Akmal Fauzi | Olahraga

KETUA Penyelenggara Olimpiade Tokyo 2020 Toshiro Muto membantah kabar pembatalan penyelenggaraan Olimpiade. Muto bahkan menegaskan, pawai obor (torch relay) Olimpiade yang dijadwalkan 26 Maret 2020 tidak dibatalkan.

Nasib Olimpiade 2020 menjadi sorotan ketika merebaknya wabah virus korona baru (Covid-19) di Negeri Sakura itu. Namun, penyelenggara bersikeras bahwa Olimpiade dan Paralimpiade yang dijadwalkan untuk musim panas tahun ini tidak dibatalkan.

"Kami belum memikirkannya. Kami belum mendengarnya. Kami telah melakukan penyelidikan, dan kami diberitahu tidak ada rencana seperti itu. Pemikiran dasar kita adalah menyelenggarakan Olimpiade dan Paralimpiade sesuai rencana. Itulah asumsi kita," kata Toshiro Muto, Rabu (26/2)

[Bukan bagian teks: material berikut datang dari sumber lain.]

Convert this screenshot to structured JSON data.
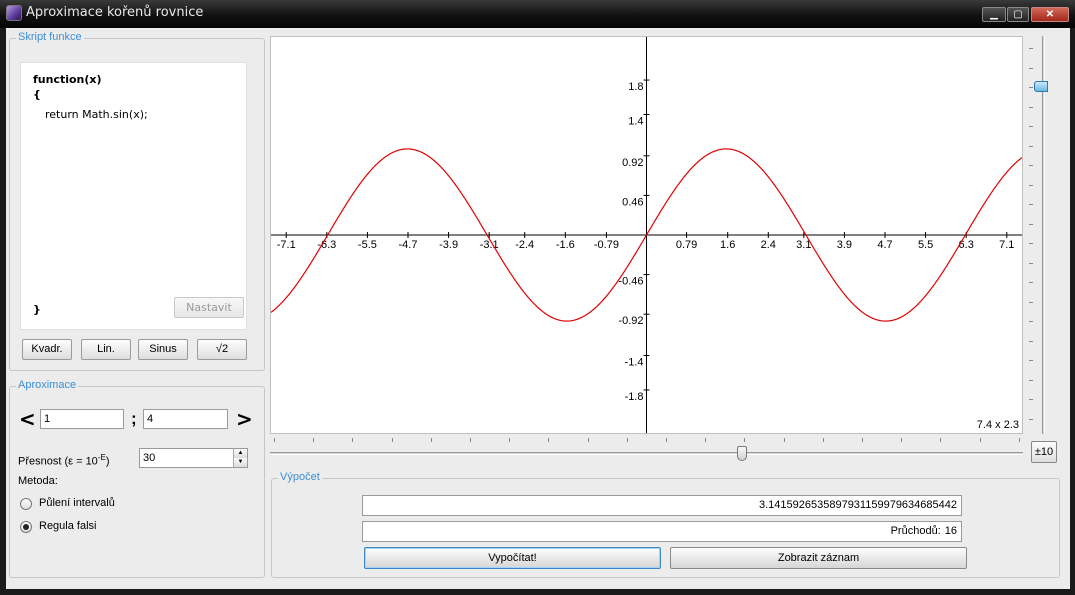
{
  "window": {
    "title": "Aproximace kořenů rovnice",
    "controls": {
      "minimize": "▁",
      "maximize": "▢",
      "close": "✕"
    }
  },
  "script_panel": {
    "title": "Skript funkce",
    "code_lines": [
      "function(x)",
      "{",
      "return Math.sin(x);",
      "}"
    ],
    "apply_button": "Nastavit",
    "preset_buttons": [
      "Kvadr.",
      "Lin.",
      "Sinus",
      "√2"
    ]
  },
  "approx_panel": {
    "title": "Aproximace",
    "prev_arrow": "<",
    "next_arrow": ">",
    "interval_from": "1",
    "interval_separator": ";",
    "interval_to": "4",
    "precision_label_pre": "Přesnost (ε = 10",
    "precision_label_exp": "-E",
    "precision_label_post": ")",
    "precision_value": "30",
    "method_label": "Metoda:",
    "methods": [
      {
        "label": "Půlení intervalů",
        "selected": false
      },
      {
        "label": "Regula falsi",
        "selected": true
      }
    ]
  },
  "plot": {
    "function": "sin",
    "x_ticks": [
      "-7.1",
      "-6.3",
      "-5.5",
      "-4.7",
      "-3.9",
      "-3.1",
      "-2.4",
      "-1.6",
      "-0.79",
      "0.79",
      "1.6",
      "2.4",
      "3.1",
      "3.9",
      "4.7",
      "5.5",
      "6.3",
      "7.1"
    ],
    "x_tick_values": [
      -7.1,
      -6.3,
      -5.5,
      -4.7,
      -3.9,
      -3.1,
      -2.4,
      -1.6,
      -0.79,
      0.79,
      1.6,
      2.4,
      3.1,
      3.9,
      4.7,
      5.5,
      6.3,
      7.1
    ],
    "y_ticks": [
      "1.8",
      "1.4",
      "0.92",
      "0.46",
      "-0.46",
      "-0.92",
      "-1.4",
      "-1.8"
    ],
    "y_tick_values": [
      1.8,
      1.4,
      0.92,
      0.46,
      -0.46,
      -0.92,
      -1.4,
      -1.8
    ],
    "x_range": [
      -7.4,
      7.4
    ],
    "y_range": [
      -2.3,
      2.3
    ],
    "line_color": "#e00000",
    "scale_label": "7.4 x 2.3",
    "zoom_button": "±10"
  },
  "result_panel": {
    "title": "Výpočet",
    "root_value": "3.14159265358979311599796346854​42",
    "passes_label": "Průchodů:",
    "passes_value": "16",
    "compute_button": "Vypočítat!",
    "log_button": "Zobrazit záznam"
  }
}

Sementara itu, Muto mengatakan panitia akan mempertimbangkan pernyataan Perdana Menteri Shinzo Abe yang menyerukan acara olahraga dan pagelaran budaya besar dibatalkan, ditunda atau diperkecil kapasitasnya selama dua minggu ke depan untuk mencegah penyebaran Covid-19.

Namun dia mengatakan pawai obor yang dijadwalkan mulai 26 Maret di Fukushima tidak akan dibatalkan, meskipun dia mengakui akan ada penyesuaian yang mungkin bisa terjadi.

Baca juga : Fokus ke Persiapan PON dan Olimpiade

"Kami sama sekali tidak mempertimbangkan untuk membatalkannya. Tetapi kami akan memikirkan bagaimana kami dapat menahannya dengan cara yang tidak akan menyebabkan penyebaran virus," jelasnya.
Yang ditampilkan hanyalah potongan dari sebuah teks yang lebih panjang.